Richard Borecca has a column in today's Star-Advertiser ("Nai Aupuni's Hawaiian election unraveling at seam") which picks up some of the problems, and also picks up what we think is the major problem here:
The big issue that has the U.S. Supreme Court interested, however, is the whole idea of holding an election that limits voting to those who claim Hawaiian heritage.
Honolulu attorney Robert Thomas writes in his legal blog, Inversecondemnation.com, that holding an election that is paid for with public money runs into the Supreme Court prohibition from the 2000 Rice v. Cayetano decision.

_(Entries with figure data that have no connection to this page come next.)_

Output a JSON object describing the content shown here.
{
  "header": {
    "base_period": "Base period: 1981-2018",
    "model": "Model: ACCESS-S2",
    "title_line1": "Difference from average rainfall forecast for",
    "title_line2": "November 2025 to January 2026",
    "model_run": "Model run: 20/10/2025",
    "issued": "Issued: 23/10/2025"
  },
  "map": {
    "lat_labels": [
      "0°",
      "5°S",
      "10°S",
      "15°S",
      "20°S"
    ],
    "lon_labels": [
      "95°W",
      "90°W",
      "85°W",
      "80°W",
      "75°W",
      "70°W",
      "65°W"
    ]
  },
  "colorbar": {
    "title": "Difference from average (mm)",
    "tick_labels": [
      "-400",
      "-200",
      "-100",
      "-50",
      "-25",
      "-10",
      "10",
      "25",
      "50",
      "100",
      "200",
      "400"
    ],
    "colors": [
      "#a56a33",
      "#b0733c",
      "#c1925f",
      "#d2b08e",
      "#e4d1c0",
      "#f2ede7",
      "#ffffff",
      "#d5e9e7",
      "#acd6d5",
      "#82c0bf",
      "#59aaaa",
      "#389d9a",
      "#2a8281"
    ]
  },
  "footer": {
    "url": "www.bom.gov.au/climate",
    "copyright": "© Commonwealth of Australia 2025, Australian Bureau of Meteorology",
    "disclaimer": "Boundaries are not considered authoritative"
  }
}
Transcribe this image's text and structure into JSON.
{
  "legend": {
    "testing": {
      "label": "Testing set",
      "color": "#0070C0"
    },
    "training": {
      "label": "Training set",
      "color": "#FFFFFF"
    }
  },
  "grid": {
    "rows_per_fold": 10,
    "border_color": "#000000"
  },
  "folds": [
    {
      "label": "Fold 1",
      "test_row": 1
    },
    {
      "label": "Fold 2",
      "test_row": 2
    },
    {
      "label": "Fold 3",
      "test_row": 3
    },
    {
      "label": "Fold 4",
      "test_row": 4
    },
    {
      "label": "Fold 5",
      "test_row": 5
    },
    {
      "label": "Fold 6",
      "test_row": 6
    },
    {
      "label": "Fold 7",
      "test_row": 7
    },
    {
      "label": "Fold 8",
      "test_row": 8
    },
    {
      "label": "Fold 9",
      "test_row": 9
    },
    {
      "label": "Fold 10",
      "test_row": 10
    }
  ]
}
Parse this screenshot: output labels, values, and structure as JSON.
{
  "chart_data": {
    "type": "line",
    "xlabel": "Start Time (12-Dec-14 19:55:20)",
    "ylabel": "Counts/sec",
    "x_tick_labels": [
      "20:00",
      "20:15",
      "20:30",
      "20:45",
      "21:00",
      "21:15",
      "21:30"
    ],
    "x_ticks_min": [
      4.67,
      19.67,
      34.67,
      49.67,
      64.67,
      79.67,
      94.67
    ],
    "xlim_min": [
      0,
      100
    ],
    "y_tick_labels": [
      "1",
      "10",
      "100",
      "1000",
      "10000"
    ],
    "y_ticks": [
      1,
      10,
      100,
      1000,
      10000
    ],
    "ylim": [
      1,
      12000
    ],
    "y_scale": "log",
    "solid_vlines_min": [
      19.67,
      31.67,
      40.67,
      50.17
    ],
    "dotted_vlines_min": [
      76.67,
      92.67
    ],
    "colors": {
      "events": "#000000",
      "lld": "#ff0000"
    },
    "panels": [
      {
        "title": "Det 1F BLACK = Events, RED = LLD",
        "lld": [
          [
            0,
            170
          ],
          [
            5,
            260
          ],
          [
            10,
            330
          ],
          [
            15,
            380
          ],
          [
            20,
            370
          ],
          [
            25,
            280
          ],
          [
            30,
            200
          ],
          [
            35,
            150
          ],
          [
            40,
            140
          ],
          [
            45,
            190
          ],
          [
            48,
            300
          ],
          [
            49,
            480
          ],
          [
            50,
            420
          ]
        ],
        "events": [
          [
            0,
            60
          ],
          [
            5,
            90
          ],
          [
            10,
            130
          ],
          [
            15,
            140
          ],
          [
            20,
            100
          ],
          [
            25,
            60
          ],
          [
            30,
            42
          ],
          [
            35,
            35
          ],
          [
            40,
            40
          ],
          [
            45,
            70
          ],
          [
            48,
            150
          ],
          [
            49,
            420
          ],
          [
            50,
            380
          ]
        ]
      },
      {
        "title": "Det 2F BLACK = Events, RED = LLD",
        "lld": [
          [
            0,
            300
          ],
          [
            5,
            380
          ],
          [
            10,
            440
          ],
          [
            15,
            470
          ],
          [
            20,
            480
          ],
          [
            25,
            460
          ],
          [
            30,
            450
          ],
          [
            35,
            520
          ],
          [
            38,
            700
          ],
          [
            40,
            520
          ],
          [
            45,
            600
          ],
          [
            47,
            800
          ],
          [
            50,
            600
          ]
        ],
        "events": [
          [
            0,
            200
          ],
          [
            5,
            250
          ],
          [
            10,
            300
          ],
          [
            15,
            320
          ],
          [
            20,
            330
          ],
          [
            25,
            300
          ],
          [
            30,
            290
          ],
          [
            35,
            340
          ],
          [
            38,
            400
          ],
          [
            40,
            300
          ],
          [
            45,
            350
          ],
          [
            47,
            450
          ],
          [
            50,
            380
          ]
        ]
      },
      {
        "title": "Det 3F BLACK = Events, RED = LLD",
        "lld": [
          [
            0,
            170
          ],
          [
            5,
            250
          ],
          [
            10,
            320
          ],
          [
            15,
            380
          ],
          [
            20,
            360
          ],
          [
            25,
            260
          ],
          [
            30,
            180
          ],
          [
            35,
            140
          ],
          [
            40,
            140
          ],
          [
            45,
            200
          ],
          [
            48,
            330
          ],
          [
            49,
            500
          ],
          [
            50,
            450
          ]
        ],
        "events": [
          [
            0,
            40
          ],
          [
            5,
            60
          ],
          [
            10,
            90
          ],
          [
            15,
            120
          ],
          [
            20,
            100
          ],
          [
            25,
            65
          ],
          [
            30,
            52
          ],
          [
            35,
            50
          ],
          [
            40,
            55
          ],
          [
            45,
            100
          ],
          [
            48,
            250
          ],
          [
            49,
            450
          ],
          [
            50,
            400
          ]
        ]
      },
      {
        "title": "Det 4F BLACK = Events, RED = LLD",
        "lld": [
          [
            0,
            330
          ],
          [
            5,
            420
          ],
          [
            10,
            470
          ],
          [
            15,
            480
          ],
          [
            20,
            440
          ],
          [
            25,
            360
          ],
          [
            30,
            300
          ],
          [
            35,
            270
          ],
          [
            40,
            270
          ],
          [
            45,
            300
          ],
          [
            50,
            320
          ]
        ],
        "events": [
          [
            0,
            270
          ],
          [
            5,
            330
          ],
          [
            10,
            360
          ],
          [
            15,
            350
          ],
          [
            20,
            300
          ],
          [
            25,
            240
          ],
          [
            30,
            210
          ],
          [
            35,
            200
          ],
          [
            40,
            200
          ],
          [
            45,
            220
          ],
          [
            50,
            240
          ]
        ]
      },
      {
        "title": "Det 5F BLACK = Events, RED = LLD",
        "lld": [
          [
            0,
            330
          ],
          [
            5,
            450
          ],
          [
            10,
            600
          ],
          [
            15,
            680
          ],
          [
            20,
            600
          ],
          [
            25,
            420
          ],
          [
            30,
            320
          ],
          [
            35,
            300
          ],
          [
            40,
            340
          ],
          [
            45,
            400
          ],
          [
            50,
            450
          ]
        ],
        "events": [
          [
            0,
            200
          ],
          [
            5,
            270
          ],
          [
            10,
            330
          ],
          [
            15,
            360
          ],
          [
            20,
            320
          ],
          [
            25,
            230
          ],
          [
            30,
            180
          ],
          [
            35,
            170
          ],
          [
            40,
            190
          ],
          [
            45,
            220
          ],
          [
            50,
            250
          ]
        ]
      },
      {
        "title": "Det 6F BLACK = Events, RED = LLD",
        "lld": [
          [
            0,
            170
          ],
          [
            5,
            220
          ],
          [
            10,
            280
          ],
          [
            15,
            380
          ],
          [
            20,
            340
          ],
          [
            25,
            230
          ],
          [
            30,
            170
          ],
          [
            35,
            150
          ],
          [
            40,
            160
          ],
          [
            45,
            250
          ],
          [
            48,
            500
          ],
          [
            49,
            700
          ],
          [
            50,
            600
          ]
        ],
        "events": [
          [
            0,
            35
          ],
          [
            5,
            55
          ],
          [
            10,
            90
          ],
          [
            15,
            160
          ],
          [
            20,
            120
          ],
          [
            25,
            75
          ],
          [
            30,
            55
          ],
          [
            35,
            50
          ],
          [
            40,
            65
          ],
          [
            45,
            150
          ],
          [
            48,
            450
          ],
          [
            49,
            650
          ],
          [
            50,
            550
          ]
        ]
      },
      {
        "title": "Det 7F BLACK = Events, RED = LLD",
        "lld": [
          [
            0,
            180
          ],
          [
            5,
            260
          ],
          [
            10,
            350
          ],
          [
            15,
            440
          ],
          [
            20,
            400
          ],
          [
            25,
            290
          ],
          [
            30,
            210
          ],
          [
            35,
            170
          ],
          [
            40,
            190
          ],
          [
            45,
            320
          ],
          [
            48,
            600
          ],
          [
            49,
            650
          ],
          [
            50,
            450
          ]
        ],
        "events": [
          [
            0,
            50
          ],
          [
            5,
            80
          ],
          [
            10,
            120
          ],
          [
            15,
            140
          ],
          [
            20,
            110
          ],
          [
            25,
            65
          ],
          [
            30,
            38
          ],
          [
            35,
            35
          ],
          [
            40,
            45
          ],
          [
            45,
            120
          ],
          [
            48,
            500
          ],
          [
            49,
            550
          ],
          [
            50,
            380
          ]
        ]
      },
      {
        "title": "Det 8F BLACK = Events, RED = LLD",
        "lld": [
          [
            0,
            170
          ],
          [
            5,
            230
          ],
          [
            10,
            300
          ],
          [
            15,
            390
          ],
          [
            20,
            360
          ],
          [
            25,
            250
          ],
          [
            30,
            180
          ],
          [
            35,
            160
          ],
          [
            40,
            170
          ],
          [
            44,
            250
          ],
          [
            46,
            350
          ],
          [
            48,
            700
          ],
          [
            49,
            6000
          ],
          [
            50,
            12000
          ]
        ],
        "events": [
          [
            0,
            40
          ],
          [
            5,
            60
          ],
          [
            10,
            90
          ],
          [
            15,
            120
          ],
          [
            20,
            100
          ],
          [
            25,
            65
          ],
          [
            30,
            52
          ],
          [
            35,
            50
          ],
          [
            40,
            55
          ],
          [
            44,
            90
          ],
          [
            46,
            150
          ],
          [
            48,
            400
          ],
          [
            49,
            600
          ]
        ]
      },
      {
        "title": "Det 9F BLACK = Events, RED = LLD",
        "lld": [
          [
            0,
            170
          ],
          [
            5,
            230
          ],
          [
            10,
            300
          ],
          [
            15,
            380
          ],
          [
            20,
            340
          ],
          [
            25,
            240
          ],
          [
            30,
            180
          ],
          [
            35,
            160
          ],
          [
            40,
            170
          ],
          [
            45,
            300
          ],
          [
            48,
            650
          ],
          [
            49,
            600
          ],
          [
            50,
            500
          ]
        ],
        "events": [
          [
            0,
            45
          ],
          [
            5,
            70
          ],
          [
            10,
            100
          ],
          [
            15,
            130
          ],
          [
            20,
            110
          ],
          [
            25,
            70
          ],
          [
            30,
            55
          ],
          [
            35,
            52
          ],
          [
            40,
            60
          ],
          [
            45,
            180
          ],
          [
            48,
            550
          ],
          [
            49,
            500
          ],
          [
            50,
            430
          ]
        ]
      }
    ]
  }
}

Thomas says Na‘i Aupuni’s attempt to move the $2 million in OHA money for the election through a nongovernment group will not work.
“Yes, the money was washed through a nonprofit, set up for the purpose of supporting the argument that this is not a publicly funded election. But come on, the Court would have to be blind to not see the pretense,” Thomas writes.
Lawyers love to toy with the “The law is blind” metaphor, but in this case, it might not be blind at all.
In our view, that's what has happened in the past when those outside our Hawaii bubble are made to realize what is going on here. See Rice v. Cayetano, 528 U.S. 405 (2000), see Hawaii v. Office of Hawaiian Affairs, 556 U.S. 1623 (2009), for example.
We're not saying which side we think is eventually going to prevail, either in the Ninth Circuit, or the Supreme Court (to which the case is surely returning should the plaintiffs not prevail in the court of appeals), but we do know that the issues presented are going to get looked at with more than the accommodating review that they are used to locally.